Pioneer industry was a key component to the development of early communities and none was more important, nor long-lasting to Owen Sound Ontario than William Kennedy's efforts to build an important foundry and machine shop on the banks of Owen Sound's harbour.
Like any other Canadian community, Owen Sound was established and built by men and women with dreams. 'Through hard work, determination and a lot of risk-taking, some of them found the success they yearned. The success of these entrepreneurs of pioneer industry often meant jobs for others in the community and therefore a flow of capital which created and sustained other business enterprises in the area.
One of Owen Sound's builders of a pioneer industry was William Kennedy, a mill-wright, who emigrated in 1831 to Smith Falls in Upper Canada from Glasgow, Scotland. In 1856, Kennedy came to the then village of Sydenham to install machinery in the Harrison Woollen and Grist Mill. While he worked on the shores of Georgian Bay, he realized that there was an opportunity for him to better his lifestyle.

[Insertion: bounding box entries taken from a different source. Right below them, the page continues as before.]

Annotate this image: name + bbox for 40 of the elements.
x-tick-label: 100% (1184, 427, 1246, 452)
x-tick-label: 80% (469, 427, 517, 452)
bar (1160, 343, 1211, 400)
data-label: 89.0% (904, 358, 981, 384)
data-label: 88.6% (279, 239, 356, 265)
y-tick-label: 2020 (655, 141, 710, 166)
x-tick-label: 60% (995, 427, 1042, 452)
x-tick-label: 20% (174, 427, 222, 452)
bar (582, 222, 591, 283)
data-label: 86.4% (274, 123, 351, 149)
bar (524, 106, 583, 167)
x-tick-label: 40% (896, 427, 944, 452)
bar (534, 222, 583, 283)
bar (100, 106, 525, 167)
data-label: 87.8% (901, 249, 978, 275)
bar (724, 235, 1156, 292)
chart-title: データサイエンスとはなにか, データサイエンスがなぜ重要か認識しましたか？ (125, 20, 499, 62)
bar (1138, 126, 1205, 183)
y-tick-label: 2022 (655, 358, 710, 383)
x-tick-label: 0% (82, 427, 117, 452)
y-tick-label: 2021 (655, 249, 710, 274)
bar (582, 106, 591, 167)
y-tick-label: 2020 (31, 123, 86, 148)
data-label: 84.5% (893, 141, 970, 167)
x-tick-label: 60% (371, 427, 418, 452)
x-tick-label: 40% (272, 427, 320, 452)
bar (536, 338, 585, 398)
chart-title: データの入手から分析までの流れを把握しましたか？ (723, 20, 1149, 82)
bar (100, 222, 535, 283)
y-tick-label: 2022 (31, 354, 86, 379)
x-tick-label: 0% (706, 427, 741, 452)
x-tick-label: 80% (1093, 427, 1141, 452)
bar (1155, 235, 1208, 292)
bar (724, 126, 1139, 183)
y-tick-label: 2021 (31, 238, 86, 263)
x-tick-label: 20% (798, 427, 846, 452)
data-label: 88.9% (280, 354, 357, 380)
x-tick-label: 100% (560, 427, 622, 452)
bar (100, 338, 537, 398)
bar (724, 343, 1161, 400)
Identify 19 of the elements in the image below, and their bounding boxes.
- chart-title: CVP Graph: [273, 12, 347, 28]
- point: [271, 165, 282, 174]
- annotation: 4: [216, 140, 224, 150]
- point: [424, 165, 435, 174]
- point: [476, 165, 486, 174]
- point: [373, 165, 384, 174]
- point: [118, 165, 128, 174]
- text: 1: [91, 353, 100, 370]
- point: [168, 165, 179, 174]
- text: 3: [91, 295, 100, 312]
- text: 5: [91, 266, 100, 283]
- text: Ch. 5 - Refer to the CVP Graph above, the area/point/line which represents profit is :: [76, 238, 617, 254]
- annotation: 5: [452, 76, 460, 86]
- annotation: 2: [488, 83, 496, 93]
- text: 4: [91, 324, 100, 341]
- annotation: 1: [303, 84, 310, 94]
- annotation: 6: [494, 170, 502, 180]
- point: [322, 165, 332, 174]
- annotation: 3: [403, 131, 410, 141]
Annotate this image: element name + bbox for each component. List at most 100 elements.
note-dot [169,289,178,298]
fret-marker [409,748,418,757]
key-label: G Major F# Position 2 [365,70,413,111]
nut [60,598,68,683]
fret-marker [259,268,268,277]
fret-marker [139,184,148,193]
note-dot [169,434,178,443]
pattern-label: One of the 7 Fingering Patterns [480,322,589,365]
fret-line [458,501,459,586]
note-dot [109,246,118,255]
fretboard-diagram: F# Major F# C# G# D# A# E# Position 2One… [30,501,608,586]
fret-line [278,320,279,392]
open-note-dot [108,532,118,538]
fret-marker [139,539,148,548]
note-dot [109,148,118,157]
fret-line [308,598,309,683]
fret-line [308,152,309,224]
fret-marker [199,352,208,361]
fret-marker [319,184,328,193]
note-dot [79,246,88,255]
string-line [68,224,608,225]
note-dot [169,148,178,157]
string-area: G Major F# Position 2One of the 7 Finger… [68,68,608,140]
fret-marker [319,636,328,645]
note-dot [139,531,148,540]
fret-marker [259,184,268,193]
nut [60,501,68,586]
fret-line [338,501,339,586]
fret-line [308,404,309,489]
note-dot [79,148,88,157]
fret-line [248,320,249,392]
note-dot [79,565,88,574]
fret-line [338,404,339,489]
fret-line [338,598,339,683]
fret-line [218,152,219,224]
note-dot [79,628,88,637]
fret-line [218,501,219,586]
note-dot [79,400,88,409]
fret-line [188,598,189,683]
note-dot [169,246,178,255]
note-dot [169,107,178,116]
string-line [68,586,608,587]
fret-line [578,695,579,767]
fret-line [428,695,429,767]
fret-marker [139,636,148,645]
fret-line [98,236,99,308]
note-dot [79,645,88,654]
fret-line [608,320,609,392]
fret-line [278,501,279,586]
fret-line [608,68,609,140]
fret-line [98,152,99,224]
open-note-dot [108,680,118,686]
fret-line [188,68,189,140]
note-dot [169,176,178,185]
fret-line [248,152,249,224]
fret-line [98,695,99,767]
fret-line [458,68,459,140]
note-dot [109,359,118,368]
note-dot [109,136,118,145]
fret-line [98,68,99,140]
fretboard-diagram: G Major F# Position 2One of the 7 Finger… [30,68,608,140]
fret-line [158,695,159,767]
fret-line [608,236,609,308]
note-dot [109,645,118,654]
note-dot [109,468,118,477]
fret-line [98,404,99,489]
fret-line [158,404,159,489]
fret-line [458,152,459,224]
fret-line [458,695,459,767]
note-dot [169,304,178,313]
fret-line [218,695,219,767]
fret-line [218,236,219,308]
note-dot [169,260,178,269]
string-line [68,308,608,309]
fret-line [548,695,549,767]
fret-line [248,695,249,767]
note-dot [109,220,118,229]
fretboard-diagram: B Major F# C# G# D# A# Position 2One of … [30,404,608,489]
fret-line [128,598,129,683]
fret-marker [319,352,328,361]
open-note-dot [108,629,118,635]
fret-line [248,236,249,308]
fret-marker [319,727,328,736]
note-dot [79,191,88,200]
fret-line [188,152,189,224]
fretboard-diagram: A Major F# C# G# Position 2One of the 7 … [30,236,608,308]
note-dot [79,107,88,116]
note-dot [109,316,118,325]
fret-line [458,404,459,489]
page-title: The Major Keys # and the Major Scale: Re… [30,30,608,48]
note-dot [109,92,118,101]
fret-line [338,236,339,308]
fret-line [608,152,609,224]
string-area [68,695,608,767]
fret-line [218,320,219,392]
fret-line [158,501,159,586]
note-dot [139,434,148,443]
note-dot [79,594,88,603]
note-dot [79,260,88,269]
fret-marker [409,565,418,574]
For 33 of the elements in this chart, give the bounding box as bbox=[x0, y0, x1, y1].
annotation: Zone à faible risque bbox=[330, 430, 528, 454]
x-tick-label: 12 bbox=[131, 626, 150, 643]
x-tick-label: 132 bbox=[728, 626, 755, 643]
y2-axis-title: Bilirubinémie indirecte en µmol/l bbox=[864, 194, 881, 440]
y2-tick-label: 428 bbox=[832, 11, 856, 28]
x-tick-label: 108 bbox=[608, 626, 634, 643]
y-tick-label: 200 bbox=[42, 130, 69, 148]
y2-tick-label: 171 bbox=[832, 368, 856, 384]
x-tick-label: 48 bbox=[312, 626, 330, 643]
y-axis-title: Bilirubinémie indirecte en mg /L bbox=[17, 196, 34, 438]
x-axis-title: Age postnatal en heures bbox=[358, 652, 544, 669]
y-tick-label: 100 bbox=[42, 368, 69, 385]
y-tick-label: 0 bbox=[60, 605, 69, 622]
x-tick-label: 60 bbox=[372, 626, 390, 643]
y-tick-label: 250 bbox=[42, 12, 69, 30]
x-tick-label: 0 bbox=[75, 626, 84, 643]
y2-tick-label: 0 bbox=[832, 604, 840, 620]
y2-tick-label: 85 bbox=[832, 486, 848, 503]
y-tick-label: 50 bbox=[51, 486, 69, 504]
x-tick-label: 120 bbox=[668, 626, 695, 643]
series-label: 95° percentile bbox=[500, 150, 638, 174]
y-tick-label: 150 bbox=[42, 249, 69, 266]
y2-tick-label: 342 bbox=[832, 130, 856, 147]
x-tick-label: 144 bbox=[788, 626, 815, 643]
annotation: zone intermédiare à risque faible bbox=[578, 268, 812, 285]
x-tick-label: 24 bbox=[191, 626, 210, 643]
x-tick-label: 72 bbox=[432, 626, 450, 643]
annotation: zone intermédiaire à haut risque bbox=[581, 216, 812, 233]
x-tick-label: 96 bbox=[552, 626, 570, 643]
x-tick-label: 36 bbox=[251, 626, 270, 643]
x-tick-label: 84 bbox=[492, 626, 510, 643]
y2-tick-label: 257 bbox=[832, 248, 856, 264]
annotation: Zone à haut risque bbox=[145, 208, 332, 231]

In 1857, he began a pioneer industry venture which would ultimately impact greatly on the settlement of Owen Sound in its quest to become a thriving Great Lakes port. Kennedy established a planing and matching mill. In 1863, he built a large — for the era — two-storey factory in order to sustain his growing enterprise. One floor was used to manufacture sash-and-door units, while a machine shop was established on the other floor,
By the 1860s, Owen Sound was becoming a dynamic Great Lakes port. Kennedy realized that the growth of a shipping industry in Owen Sound would necessitate the development of an industrial base to sustain a port facility. Therefore, he added to his already successful operation the manufacture of equipment for fishing, passenger, freight and pleasure vessels.
During the 1860s, '70s and '80s, Kennedy’s operation not only included the manufacture of equipment for sailing vessels but also machinery for saw, grist and flour mills. In 1885, William Kennedy died and his son, Matthew, became the president of the company.
The younger Kennedy continued his father's entrepreneurial ways. In 1899, he built a steel foundry. Through continued hard work and determination, Matthew Kennedy expanded the business. This success meant that the original company which William Kennedy had started as essentially a one-man operation in 1857 by 1911 now employed 150 persons from the Owen Sound area in the manufacture of turbines, mill gearings, steel casings and propellers.
Matthew Kennedy Home - Paul White Historic Photograph Collection
Always aware of the opportunity to strengthen the company, Kennedy bought and merged the Owen Sound Iron Works in 1916. Three years later, in 1919, Kennedy purchased the Canadian Malleable Iron Works. The decades between the two World Wars were an extremely volatile period for Canadian companies. The Kennedy operation was no exception. Dynamic expansion occurred in the 1920s while the 1930s was a period of grim economic hardship. However, the good planning and solid foundation created by the owners seems to have been the reason why the company survived while many others failed during this terrible economic period in Canadian history.
The Second World War provided the Kennedy operation with the opportunity to enter the world marketplace. The Owen Sound foundry operation now produced propellers for the Canadian Merchant Marine as well as for merchant vessels in such far-flung places as China and Brazil. Kennedy’s also made a dynamic contribution to the Canadian war effort. Most of the propellers for the naval vessels built in Canada for the Allied forces came from this Owen Sound company.
In 1951, almost a century after William Kennedy established his company in Owen Sound, it was sold to Had-Mil (Canada) Limited, a division of the Millspaugh Corporation located in Sheffield, England. A decade later, Black Clawson Kennedy came into existence when William Kennedy and Sons was sold to Black Clawson, an Ohio-based company.
For almost a century and a half, the pioneer industry that was founded by William Kennedy contributed to the economic base of Owen Sound. Scores of families, my own included, have sustained their livelihood from employment there. It is the pioneering and entrepreneurial spirit of men like William Kennedy which enabled places like Owen Sound to grow and prosper.